El gran problema es cómo hacer frente a realidades tan amargas, o si se prefiere, qué actitud personal tomar frente a ellas. ¡Porque hay que tomar una!

San Pablo, que —como creyente primero y como apóstol después— debió conocer muy bien los entresijos de la Iglesia antigua, desde Jerusalén hasta Roma, y que sufrió como pocos en sus propias carnes verdaderas campañas de desprestigio hacia su persona y su ministerio, cuando no guerras declaradas bien orquestadas por sus enemigos doctrinales y personales —no hay más que leer sus epístolas a los Corintios y a los Gálatas, por no citar sino unos ejemplos muy bien conocidos por todos los creyentes—, es el apóstol que mejores declaraciones ha legado a la Cristiandad sobre el servicio gozoso y agradecido a Dios en medio de tormentas, tempestades y auténticos tsunamis religiosos y eclesiásticos. Palabras como ¡Gracias a Dios por su don inefable! (2 Co. 9, 15); …Cristo es anunciado; y en esto me gozo y me gozaré aún (Fil. 1, 18b); Todo lo puedo en Cristo[1] que me fortalece (Fil. 4, 13); Y todo lo que hacéis, sea de palabra o de hecho, hacedlo todo en el nombre del Señor Jesús, dando gracias a Dios Padre por medio de él (Col. 3, 17); Estad siempre gozosos (1 Ts. 5, 16); o, por no cansar más al amable lector, el archiconocido Dad gracias en todo, porque esta es la voluntad de Dios para con vosotros en Cristo Jesús (1 Ts. 5, 18), nos dan la clave. Nadie podría, desde luego, acusar a San Pablo de ser un iluso, un idealista o alguien que no tuviera los pies en la tierra: los versículos mencionados se inscriben todos ellos en contextos de dificultades reales, la mayoría de las veces causadas por otros cristianos, no por judíos ni paganos. Y no era el Apóstol de los Gentiles una persona dada a buscar escapismos fáciles o a encastillarse en posturas mentales cómodas hasta que amainasen las tormentas.

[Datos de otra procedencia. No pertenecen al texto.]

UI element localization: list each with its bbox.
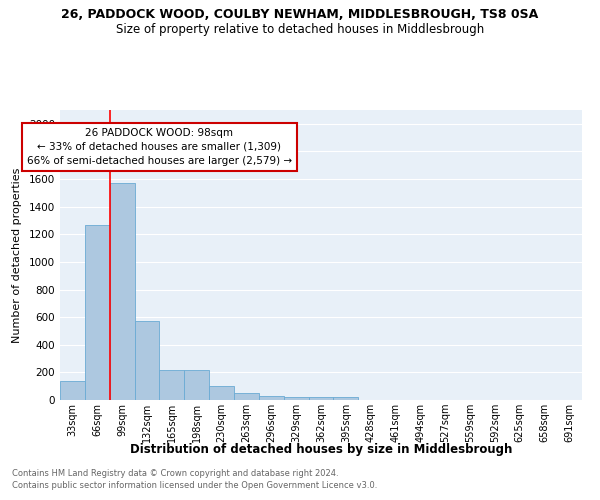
Text: Size of property relative to detached houses in Middlesbrough: Size of property relative to detached ho… <box>116 22 484 36</box>
Text: Distribution of detached houses by size in Middlesbrough: Distribution of detached houses by size … <box>130 442 512 456</box>
Bar <box>160 370 184 400</box>
Bar <box>60 380 85 400</box>
Bar <box>259 396 284 400</box>
Bar <box>85 224 110 400</box>
Y-axis label: Number of detached properties: Number of detached properties <box>12 168 22 342</box>
Bar <box>284 397 308 400</box>
Bar <box>334 397 358 400</box>
Bar <box>234 393 259 400</box>
Bar <box>184 370 209 400</box>
Bar <box>209 386 234 400</box>
Text: Contains public sector information licensed under the Open Government Licence v3: Contains public sector information licen… <box>12 481 377 490</box>
Text: 26, PADDOCK WOOD, COULBY NEWHAM, MIDDLESBROUGH, TS8 0SA: 26, PADDOCK WOOD, COULBY NEWHAM, MIDDLES… <box>61 8 539 20</box>
Text: 26 PADDOCK WOOD: 98sqm
← 33% of detached houses are smaller (1,309)
66% of semi-: 26 PADDOCK WOOD: 98sqm ← 33% of detached… <box>27 128 292 166</box>
Bar <box>134 322 160 400</box>
Bar <box>308 397 334 400</box>
Bar <box>110 182 134 400</box>
Text: Contains HM Land Registry data © Crown copyright and database right 2024.: Contains HM Land Registry data © Crown c… <box>12 468 338 477</box>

Lo que hallamos en sus escritos, y en los de tantos otros siervos de Dios del Antiguo y del Nuevo Testamento, es una clara toma de postura frente a realidades harto complicadas surgidas en el seno del pueblo del Señor y fundamentada en una dimensión que hoy echamos en falta. La Iglesia cristiana del siglo XXI, que ha sido especialmente bendecida al vivir en una época de oportunidades como jamás se habían soñado en épocas pretéritas, denota una gran carencia, vale decir, ese espíritu de gozo y de agradecimiento reales que sus siervos consagrados debieran evidenciar a pesar de las circunstancias vividas, las frustraciones o los sinsabores.

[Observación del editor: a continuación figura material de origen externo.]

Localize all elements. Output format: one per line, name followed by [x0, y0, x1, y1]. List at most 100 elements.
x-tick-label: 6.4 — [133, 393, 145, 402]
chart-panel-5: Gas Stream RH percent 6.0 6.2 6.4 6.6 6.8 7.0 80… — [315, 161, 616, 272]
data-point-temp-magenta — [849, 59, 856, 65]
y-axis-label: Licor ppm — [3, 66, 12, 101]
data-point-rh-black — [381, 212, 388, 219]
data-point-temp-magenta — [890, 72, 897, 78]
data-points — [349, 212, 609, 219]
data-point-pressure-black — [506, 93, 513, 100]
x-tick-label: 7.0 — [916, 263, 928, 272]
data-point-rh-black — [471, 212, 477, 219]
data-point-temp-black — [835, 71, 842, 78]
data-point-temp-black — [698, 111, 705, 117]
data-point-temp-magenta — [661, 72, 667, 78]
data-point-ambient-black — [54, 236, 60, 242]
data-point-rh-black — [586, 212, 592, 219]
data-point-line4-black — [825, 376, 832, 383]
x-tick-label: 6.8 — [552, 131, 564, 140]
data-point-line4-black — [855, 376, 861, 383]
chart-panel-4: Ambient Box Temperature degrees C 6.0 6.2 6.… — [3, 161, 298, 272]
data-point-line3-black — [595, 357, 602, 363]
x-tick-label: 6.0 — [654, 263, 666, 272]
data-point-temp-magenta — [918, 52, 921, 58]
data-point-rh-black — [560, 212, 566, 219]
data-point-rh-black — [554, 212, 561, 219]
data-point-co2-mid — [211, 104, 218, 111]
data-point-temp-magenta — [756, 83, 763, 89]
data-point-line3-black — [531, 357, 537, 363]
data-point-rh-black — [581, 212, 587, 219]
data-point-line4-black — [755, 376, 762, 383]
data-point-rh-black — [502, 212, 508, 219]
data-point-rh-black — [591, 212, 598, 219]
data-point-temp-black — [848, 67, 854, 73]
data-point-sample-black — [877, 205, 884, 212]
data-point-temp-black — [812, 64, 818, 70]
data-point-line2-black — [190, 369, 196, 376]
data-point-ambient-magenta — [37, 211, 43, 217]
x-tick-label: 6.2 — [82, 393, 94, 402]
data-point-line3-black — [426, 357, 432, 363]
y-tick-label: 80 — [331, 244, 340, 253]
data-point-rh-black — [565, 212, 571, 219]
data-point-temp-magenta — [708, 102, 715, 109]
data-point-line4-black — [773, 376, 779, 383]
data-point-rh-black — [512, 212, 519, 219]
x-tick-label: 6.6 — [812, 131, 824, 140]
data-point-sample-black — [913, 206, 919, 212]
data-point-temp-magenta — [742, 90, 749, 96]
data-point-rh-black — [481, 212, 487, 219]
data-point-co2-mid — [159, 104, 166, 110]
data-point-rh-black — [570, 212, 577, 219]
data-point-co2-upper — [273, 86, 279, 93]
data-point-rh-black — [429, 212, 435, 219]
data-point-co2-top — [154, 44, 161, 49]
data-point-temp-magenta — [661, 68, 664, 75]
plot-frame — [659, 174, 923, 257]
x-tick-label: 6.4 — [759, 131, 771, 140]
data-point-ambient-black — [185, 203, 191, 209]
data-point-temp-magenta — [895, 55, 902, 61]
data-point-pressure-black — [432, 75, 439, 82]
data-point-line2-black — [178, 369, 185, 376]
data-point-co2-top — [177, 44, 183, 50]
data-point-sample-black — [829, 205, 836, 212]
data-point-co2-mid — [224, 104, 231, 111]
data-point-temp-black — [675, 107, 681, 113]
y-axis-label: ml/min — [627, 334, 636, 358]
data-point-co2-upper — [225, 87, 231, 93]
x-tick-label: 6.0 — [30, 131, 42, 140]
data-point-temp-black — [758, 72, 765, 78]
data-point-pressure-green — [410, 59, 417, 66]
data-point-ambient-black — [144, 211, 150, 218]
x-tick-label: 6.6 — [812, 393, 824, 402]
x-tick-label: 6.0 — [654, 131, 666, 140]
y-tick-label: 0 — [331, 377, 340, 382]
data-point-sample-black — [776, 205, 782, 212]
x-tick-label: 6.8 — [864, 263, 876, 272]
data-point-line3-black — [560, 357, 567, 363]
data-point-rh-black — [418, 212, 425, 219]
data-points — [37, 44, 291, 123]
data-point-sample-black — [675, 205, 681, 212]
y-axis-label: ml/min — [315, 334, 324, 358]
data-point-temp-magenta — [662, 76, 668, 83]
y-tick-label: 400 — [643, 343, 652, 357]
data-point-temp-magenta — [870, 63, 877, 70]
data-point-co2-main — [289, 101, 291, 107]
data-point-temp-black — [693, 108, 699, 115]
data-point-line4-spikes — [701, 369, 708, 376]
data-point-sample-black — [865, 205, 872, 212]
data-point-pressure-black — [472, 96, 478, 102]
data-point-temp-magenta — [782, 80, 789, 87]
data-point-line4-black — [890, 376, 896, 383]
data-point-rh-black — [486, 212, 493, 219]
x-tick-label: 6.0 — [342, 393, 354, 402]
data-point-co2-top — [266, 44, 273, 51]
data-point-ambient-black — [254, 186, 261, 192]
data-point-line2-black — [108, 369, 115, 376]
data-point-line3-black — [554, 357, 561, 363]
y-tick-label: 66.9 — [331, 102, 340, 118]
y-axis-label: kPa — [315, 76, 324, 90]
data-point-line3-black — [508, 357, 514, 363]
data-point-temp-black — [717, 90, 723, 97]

Que las adversidades dejan huella o “pasan factura”, como se dice vulgarmente, es cierto y nadie con dos dedos de frente osará rebatirlo. Que las vidas consagradas a los distintos ministerios de la Iglesia pueden parecer en ocasiones meras colecciones de disgustos y malos recuerdos, es una realidad demasiado evidente en más casos de los que fuera de desear. Pero ello no obsta para que quienes un día, obedeciendo a un llamado divino, se entregaran en cuerpo y alma al servicio divino en sus distintas áreas, muestren agradecimiento por ello y, siempre con la ayuda de Dios, sean capaces de obviar en su conversación y hasta en su predicación todos esos asuntos turbios que ni son muchas veces necesarios de conocer ni a nadie edifican, y mostrar más bien aquello que el Señor desea sirva para alimentar y nutrir adecuadamente a sus hijos.

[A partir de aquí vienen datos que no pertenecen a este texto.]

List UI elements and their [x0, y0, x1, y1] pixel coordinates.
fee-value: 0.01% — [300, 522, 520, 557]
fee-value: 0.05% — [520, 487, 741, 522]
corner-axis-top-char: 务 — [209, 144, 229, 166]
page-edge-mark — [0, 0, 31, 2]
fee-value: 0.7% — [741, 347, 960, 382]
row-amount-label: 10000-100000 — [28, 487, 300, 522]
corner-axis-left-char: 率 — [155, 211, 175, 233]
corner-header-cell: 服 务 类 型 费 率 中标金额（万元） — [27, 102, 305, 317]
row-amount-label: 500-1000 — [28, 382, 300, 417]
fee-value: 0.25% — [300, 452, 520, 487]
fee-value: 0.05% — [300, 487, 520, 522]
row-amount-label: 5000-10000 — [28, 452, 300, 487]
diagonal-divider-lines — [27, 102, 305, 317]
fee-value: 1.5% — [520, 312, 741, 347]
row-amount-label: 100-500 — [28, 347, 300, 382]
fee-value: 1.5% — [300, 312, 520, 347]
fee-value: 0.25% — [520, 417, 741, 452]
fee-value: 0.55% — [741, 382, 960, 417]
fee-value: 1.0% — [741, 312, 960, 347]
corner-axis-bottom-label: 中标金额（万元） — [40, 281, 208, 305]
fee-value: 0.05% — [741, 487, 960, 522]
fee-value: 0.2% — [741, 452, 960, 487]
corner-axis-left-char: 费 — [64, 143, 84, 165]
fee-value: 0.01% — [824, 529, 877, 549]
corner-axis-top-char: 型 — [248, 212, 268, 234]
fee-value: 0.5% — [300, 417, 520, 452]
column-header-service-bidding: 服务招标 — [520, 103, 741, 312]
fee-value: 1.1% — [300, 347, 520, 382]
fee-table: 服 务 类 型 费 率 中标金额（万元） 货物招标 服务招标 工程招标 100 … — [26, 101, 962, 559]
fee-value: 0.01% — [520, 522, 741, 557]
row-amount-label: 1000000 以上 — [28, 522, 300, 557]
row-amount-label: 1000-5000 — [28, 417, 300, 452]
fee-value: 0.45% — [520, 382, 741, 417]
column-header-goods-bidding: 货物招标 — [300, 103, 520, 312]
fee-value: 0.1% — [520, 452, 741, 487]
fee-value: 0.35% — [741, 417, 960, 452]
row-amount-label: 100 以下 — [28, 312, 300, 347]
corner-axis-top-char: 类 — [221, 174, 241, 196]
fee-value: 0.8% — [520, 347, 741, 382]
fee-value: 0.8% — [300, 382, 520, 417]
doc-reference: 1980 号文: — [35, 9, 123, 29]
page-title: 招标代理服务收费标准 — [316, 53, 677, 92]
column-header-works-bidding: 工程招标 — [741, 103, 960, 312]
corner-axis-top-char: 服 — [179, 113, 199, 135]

En la actualidad se publican a diario y en todo el mundo millones de páginas consagradas a la higiene mental, a una actitud positiva ante la vida y asuntos del mismo tenor. Una simple visita a una librería o a los servidores de internet y hasta al quiosco del barrio nos lo demuestra con creces. Es una necesidad imperiosa de las sociedades humanas el enfrentar las realidades de forma adecuada y buscar atajos ante los obstáculos a fin de evitar depresiones y otros males relacionados.

Personalmente no pensamos que lo que San Pablo Apóstol postula sea exactamente eso, sino algo más profundo y que constituya, más allá de una simple convicción, un principio de vida. Diremos para concluir que el gozo y el agradecimiento reales a Dios por todo cuanto hemos vivido, sin descontar lo negativo, incluso aquellos males que se nos han infligido de manera injustificada y por motivos no demasiado claros, cimenta y edifica un tipo de vida más acorde con el testimonio que se exige a todos los siervos de Cristo y, como es lógico, un ministerio que redunda en bendición para aquéllos a quienes está dirigido.

[1] Algunos mss. leen mejor en aquél que me fortalece.